Uno cree que el tema es solo social, porque lo que genera la violencia en una ciudad como Bogotá no se siente mucho, pero en municipios como Pasto hay rasgos donde hay percepción de inseguridad, la gente no quiere salir a buscar desarrollo. ¿Qué quiero yo? Abrir la mente de oportunidades de las personas y además la frontera con Ecuador está cerca.

¿Has tenido que estudiar más sobre el tema de paz?

Inicialmente voy a estar en Pasto, pero de pronto tendré que desplazarme.

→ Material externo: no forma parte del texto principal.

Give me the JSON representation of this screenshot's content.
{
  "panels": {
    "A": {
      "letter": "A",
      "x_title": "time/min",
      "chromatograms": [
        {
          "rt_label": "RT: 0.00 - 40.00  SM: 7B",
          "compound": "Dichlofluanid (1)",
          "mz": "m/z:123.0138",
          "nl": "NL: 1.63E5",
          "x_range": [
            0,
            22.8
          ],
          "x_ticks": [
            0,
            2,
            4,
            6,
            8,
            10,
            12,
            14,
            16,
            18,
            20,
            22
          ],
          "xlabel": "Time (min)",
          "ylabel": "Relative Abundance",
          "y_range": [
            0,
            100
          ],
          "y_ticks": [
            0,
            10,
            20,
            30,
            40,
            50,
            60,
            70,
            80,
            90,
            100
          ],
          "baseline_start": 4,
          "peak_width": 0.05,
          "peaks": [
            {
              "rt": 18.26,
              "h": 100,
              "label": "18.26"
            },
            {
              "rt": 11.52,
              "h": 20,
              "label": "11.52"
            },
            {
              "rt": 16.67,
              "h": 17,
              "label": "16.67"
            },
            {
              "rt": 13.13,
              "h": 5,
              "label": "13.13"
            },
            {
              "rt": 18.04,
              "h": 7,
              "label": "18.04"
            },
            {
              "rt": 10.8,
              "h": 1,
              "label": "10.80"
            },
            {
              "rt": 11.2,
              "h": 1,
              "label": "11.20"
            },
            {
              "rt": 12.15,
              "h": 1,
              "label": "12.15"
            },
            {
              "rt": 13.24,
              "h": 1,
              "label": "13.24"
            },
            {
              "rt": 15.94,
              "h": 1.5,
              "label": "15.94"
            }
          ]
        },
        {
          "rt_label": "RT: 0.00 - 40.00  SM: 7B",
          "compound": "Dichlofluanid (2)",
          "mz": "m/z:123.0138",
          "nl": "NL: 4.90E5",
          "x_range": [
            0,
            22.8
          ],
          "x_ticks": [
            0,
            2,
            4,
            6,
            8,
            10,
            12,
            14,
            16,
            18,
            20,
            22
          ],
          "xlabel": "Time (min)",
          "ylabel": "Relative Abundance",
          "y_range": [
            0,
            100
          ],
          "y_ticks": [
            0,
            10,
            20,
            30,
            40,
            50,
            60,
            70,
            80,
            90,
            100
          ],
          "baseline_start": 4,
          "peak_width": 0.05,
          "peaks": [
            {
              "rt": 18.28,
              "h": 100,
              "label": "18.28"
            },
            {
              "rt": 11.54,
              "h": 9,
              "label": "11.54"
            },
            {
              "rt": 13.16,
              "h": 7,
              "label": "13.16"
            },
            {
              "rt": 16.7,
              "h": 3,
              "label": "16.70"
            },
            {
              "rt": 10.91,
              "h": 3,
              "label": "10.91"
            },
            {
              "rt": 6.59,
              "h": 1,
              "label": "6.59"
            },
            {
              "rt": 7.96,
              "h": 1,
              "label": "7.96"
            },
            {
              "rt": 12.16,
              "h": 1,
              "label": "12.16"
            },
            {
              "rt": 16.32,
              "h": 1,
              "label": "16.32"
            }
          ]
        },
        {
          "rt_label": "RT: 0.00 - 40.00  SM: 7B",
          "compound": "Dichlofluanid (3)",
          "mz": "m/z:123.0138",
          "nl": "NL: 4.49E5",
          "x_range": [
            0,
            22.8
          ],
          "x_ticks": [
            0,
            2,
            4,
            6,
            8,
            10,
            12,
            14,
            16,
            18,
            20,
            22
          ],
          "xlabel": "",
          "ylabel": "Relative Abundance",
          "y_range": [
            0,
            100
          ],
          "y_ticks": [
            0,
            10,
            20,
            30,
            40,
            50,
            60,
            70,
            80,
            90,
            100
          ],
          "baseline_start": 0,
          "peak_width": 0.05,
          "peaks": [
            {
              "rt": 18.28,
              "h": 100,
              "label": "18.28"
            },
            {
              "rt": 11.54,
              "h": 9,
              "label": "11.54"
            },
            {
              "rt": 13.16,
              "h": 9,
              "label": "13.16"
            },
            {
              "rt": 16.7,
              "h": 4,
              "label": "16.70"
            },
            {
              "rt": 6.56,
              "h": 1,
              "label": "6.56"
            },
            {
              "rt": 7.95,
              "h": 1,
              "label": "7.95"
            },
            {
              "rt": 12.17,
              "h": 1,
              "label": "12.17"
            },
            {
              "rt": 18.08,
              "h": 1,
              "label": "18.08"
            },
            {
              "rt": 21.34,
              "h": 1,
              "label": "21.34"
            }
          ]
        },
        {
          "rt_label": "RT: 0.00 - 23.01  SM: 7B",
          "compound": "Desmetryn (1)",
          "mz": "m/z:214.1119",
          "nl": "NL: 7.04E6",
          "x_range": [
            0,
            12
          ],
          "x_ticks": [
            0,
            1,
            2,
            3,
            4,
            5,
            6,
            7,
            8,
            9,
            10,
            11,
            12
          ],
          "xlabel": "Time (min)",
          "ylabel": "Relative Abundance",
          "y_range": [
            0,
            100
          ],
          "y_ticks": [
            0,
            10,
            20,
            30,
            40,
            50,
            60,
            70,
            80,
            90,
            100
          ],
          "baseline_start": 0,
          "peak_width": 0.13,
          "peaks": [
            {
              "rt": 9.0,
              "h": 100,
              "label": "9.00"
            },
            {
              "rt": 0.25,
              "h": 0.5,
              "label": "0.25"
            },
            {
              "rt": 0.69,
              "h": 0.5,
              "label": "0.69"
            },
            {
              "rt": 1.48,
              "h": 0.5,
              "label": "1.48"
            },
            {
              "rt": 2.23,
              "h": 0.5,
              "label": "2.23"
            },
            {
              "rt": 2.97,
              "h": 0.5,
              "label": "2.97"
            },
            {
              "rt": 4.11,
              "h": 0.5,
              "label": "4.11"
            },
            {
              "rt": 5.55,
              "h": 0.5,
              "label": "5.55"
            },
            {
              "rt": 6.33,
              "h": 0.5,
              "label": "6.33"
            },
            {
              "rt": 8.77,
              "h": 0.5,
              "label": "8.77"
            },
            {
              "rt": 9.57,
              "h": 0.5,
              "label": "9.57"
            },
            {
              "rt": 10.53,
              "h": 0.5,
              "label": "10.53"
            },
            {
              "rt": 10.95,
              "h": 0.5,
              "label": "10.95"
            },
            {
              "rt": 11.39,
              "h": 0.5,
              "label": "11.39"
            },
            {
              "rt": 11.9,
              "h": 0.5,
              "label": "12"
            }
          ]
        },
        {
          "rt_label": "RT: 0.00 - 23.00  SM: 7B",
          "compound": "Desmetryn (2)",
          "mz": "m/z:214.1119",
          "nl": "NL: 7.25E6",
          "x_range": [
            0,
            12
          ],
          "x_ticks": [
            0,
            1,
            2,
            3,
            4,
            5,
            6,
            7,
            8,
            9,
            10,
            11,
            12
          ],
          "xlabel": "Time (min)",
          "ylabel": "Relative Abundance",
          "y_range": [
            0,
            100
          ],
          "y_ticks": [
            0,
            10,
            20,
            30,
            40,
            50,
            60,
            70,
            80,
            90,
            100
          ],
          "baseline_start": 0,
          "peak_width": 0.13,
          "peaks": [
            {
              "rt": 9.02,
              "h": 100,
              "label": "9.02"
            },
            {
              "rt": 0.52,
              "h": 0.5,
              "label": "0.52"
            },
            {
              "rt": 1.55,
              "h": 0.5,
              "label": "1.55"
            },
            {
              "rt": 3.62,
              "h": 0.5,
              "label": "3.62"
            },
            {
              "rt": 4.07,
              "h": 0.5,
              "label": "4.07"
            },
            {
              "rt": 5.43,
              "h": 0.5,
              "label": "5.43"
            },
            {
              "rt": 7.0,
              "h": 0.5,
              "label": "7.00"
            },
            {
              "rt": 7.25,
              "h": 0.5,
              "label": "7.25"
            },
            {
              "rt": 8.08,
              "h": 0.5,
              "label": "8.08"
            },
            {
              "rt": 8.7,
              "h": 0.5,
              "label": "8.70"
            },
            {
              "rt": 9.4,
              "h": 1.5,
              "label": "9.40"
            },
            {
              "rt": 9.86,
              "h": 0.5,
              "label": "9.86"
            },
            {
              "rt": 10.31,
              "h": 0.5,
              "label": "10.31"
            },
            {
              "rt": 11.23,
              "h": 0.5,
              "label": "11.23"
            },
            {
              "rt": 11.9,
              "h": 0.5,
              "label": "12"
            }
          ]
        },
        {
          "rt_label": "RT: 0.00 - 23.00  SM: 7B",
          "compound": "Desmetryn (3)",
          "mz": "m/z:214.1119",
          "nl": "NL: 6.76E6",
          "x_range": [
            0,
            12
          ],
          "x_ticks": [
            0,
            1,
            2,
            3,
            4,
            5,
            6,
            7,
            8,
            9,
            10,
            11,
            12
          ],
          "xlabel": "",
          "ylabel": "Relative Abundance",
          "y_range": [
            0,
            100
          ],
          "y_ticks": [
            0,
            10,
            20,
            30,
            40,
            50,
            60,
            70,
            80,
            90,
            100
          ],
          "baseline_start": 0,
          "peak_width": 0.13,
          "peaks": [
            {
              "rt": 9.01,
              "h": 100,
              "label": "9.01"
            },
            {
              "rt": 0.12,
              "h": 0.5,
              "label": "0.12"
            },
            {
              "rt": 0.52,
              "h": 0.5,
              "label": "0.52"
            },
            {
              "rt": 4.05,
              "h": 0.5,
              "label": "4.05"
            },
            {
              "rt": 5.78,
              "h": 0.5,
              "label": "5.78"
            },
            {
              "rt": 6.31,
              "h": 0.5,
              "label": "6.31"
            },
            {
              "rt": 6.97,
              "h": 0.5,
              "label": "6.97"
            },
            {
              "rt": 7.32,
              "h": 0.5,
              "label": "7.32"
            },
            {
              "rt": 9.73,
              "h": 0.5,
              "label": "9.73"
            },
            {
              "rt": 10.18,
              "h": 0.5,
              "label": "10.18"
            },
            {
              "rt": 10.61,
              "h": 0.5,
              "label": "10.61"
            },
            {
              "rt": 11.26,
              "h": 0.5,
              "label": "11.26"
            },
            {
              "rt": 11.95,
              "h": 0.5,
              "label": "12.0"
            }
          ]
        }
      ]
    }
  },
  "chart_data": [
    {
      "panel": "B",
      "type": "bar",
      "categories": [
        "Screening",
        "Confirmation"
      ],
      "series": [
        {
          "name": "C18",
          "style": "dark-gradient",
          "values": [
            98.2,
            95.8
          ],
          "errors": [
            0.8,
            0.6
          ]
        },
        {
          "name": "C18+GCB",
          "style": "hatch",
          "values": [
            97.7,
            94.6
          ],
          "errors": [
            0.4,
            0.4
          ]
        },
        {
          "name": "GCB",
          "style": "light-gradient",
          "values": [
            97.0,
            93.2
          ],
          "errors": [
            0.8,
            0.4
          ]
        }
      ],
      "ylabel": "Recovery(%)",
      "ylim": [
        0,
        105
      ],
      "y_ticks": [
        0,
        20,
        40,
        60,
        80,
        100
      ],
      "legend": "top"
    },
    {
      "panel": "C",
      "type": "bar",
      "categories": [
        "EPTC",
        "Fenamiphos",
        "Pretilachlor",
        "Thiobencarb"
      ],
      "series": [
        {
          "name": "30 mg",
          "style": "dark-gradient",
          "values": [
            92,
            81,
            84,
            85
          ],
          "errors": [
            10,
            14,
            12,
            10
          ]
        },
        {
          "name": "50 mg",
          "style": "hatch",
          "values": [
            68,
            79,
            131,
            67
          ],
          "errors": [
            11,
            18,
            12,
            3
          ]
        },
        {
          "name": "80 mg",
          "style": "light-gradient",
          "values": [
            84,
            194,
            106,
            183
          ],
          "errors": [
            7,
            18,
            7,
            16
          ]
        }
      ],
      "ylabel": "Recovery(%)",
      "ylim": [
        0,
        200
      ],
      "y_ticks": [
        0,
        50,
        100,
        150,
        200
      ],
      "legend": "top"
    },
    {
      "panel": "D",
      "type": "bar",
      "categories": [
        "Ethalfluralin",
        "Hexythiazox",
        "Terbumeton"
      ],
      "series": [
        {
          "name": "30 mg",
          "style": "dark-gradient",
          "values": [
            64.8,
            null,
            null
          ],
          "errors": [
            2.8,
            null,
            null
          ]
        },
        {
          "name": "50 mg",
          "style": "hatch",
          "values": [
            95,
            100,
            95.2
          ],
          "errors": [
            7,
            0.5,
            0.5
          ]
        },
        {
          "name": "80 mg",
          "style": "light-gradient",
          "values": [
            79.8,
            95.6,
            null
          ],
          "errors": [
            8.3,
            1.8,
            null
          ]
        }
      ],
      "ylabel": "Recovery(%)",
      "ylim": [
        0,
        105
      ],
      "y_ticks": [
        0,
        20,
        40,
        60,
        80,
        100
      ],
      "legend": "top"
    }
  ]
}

Tengo que analizar el tema y hacer una monografía y exponerla allá, junto con el tutor que tengo; debo ver qué es lo que tengo que explotar en comercio. Debo ver porque allá manejan mucho la artesanía en madera, el carnaval de Blanco y Negros. Entonces son puntos de internacionalización del municipio y cómo generar más conocimiento; eso lo he ido descubriendo. Yo sabía que en Pasto hacen figuras en madera, entonces que se den a conocer.

¿La familia qué dice?

Felices. Tuve la oportunidad de viajar hace tres años a Buenos Aires, entonces ya me fui un tiempo de la casa. Duré allá seis meses, entonces digamos que ya pasé un  tiempo. Soy la mayor de tres. Esta vez es diferente pero es más cerca en distancia  y ellos me apoyan. Me dicen que si es lo que quiero, que lo haga.